The agreement also provides annual "step" increases for certain officers that range from 5.5 to 19 percent. Those increases apply to the 10 officers who have been on the force less than eight years. Under another provision, officers hired after the contract was settled are required to pay more for their health insurance premiums -- Algonquin has not hired a new officer since 2008, officials said.
Talks lasted between six and nine months and both parties said there were no major issues during the negotiations.
"We're happy with it," Misty Marinier, president of Metropolitan Alliance of Police Chapter 78, said of the contract. "There's not one thing in particular that's better than another."
The raises are retroactive to May 1; the contract expires April 30, 2017 and was ratified late last month.
The police officers would receive their 2 percent raises every May 1.

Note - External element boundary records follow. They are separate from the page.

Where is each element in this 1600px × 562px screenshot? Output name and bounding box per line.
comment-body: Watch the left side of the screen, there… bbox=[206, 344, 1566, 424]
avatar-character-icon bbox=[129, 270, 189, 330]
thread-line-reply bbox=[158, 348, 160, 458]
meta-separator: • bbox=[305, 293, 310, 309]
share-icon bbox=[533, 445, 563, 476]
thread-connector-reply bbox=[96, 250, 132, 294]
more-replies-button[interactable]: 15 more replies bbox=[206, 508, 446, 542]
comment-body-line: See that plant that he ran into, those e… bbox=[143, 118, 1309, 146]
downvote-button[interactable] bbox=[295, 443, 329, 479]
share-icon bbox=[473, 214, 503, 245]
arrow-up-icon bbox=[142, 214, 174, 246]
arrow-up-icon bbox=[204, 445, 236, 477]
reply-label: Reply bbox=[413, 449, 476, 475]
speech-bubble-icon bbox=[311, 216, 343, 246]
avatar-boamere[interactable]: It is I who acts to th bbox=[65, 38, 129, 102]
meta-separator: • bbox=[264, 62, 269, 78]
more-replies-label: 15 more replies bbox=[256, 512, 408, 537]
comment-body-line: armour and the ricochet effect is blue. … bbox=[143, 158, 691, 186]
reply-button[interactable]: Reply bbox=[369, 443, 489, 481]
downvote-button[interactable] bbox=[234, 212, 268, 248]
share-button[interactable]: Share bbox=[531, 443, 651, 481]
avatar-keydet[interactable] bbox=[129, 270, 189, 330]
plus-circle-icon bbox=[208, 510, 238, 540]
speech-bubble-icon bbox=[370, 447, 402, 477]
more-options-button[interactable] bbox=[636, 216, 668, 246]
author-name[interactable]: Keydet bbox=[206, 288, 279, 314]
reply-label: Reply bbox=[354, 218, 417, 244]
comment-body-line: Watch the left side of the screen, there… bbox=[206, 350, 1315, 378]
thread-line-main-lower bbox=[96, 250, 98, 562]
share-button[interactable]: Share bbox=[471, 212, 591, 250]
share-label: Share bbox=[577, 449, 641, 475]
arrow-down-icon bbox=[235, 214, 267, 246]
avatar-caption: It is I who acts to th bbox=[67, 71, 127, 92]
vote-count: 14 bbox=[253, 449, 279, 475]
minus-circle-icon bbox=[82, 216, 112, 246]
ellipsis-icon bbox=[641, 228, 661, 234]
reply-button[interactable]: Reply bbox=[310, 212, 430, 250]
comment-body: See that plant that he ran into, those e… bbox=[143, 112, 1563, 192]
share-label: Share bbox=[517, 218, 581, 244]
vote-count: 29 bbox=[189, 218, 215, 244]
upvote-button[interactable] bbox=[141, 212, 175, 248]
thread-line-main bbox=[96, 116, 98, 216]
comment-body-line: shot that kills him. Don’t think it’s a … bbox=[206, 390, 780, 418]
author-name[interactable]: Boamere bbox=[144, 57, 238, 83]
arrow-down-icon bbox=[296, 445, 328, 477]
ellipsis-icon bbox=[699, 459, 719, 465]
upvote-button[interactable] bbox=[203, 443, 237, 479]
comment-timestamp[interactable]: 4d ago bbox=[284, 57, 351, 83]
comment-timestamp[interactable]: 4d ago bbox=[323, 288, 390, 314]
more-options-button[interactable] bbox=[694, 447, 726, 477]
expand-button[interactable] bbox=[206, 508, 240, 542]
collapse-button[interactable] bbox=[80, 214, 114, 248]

The deal means a new officer makes a starting salary of $51,229. It would be bumped up to $52,254 next May. The step increase would kick in on the officer's service anniversary, bringing his or her salary to $55,153.
In May 2015, the same officer would be paid $56,256. Another step increase that year would bring the salary up to $59,572.
The final raise of the contract would come May 1, 2016, and at that point, the same officer would make $60,764. The final step increase would take the salary to $64.175, a 5.6 percent increase.
An officer who has been on the force for five years currently makes $67,471. In the final year of the contract, 2017, a step increase would cause the officer's $80,032 salary to jump 19 percent to $95,250.
The remaining 26 officers who have more seniority will receive the 2 percent raises, but not the step increase, as they have already topped out of the system, said Todd Walker, the village's human resources director. By the end of the contract, all of the current officers will have topped out, he said.
Meanwhile, as part of a cost savings measure, new officers will have to pay 15 percent more for their insurance premiums, Walker said. The village previously paid the entire cost, he added.